From Gatopardo, a piece about a famous South American president:
"Mija, tell your story", the president says to the woman who complains because there's no professor in her city or exercise programs for the elderly. Attentive, almost always dressed as a provincial, with a woven serape over his shoulders and a sombrero, he travels religiously every Saturday to the Community Council of some small town or poor neighborhood. He scolds his ministers in front of the people. They ask him for favors for six or seven hours, which is televised to the entire country. He awards or doesn't, explains, shows off his grasp of the details. He recites figures, names of rivers, the curves of highways. He speaks plainly, in the diminutive: "La tierrita", he says. He doesn't like it when they invoke their rights and they demand of him. His handlers filter out the rabble-rousers.

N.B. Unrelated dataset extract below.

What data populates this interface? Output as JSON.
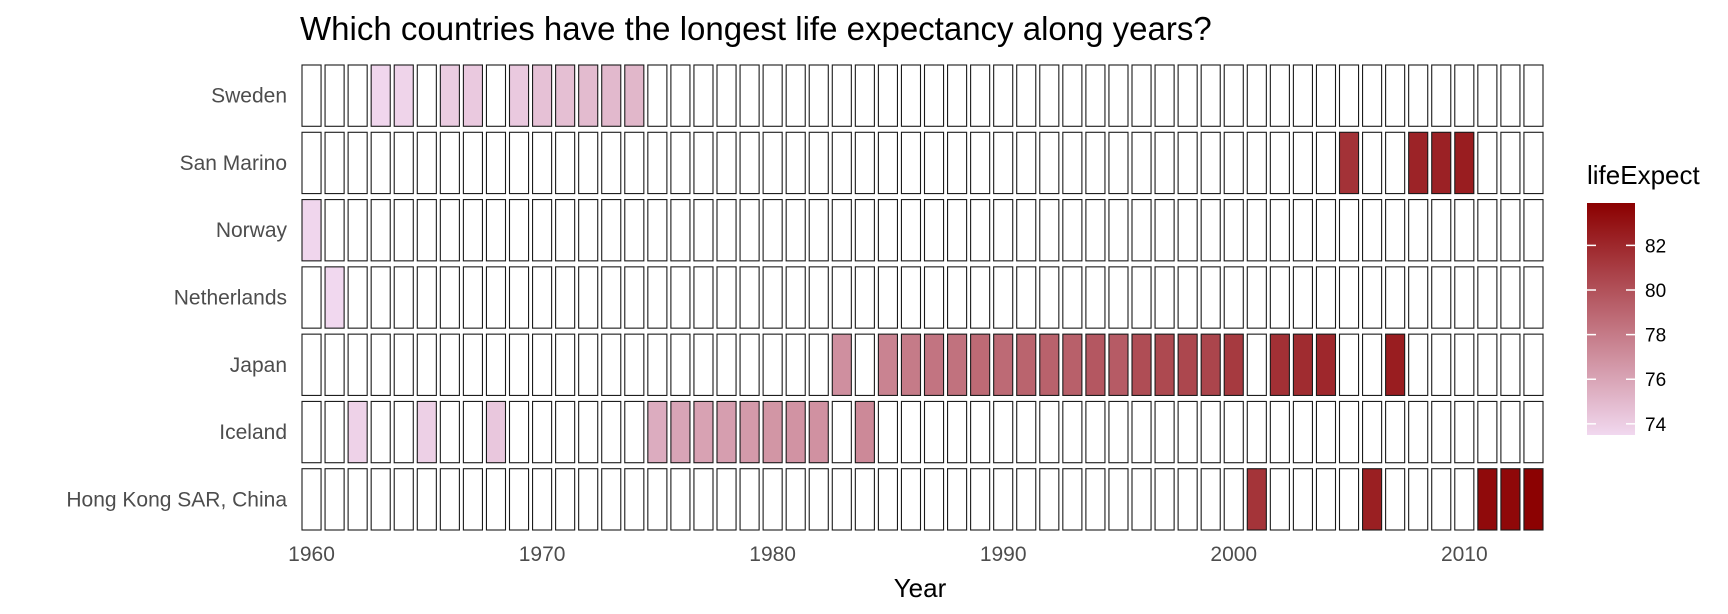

Micro-managing, temperamental, theatrical with his tantrums, Uribe makes people feel as though they have a father nearby, one for whom they matter, but one who above all is in control.
I'm by no means a close follower of Colombian politics (and feel free to disregard my conclusions if all the reasons that I see this as noteworthy are more than anything ignorance on the blogger's part), but it strikes me that this is a side of Uribe that gets very little attention in the US media, despite the fact that, as the article points out, he does this sort of thing "religiously". However, stuff like this about Chávez is everywhere. (Indeed, I imagine a few readers thought it was Chávez until the final line. Understandably.)
I don't think this is an example of the media treating one or the other unfairly, exactly, but rather an example of the limitations of narrative in the American media. For most of the past decade, the prevailing Latin American narrative has been the Pink Tide and efforts to push back against it. A huge proportion of US coverage of the region was within that context, even when it was forced and totally inappropriate. Here we have a rather clear example of a longstanding populist tactic, and a pretty interesting one at that, but since the protagonist is a man of the right, it doesn't fit into the broad Latin American narrative that guides US media coverage. As a result, while I've read all about Aló Presidente, after eight years of the Uribe presidency, this program was news to me.